North Korean leader Kim Jong-Un gives a speech at the 9th Congress of the Kim Il-Sung Socialist Youth League in this undated photo released by North Korea’s Korean Central News Agency (KCNA) in Pyongyang on August 29, 2016.
Senior officials from the United States, Japan and South Korea
have agreed to step up pressure on North Korea
to get it to abandon its nuclear and missile programs.
The three deputy foreign ministers meeting in Tokyo on Thursday made clear that North Korea now requires broader international pressure and tougher sanctions because it poses a new level of threat.
“We will not accept North Korea’s possession of nuclear weapons, period,” US Deputy Secretary of State Antony Blinken told reporters after meeting with his Japanese and South Korean counterparts.
Japanese Vice Foreign Minister Shinsuke Sugiyama echoed Blinken’s comments. “We reaffirmed the necessity to increase pressure against North Korea to have it give up its nuclear and missile development and realize the denuclearization of the peninsula,” Sugiyama said.
China, North Korea’s lone major ally, and Russia have pushed for a resumption of six-party talks on denuclearization in North Korea.

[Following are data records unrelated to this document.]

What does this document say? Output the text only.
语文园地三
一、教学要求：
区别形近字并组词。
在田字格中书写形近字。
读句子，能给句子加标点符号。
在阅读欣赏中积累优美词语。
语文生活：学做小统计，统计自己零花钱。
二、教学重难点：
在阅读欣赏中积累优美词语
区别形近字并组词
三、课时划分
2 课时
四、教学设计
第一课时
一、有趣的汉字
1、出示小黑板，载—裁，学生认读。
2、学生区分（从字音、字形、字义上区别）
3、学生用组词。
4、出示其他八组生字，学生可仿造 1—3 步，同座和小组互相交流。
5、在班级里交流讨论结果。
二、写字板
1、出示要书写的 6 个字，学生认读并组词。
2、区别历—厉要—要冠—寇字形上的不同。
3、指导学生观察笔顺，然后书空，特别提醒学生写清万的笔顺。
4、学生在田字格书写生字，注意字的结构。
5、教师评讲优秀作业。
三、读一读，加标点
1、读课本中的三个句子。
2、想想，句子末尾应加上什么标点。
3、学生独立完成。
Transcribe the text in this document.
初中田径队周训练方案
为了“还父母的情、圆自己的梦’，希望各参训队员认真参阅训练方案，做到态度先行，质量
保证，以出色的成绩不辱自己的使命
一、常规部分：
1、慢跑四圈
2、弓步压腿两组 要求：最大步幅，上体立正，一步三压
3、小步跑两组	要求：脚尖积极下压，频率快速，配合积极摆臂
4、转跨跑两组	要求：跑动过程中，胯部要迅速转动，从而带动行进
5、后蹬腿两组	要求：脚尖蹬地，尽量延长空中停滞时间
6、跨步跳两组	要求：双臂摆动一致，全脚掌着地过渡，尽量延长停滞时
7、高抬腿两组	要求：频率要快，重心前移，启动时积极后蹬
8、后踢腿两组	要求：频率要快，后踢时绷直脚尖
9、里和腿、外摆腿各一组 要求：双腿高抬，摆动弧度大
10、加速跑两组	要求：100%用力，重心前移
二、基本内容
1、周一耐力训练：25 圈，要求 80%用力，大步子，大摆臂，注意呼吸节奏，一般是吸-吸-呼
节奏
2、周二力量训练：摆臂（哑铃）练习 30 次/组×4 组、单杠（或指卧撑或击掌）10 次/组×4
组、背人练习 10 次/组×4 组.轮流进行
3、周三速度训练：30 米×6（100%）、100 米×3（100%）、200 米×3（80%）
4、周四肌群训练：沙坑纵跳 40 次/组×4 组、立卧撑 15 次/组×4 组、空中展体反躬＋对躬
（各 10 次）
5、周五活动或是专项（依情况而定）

The talks, which also involve the United States, Japan and South Korea have been on hold since 2008.
North Korea conducted its fifth and biggest nuclear test on September 9, prompting the UN Security Council to announce that it would begin to prepare a fresh round of sanctions against Pyongyang in the wake of its recent nuclear test.
But despite sanctions and international pressure, Pyongyang has pledged to continue its nuclear program to protect itself from the threat posed by the presence of US forces in the region.
North Korea has been testing different types of missiles at an unprecedented rate this year, and the capability to mount a nuclear warhead on a missile is especially worrying for its neighbors South Korea and Japan, as well as the United States.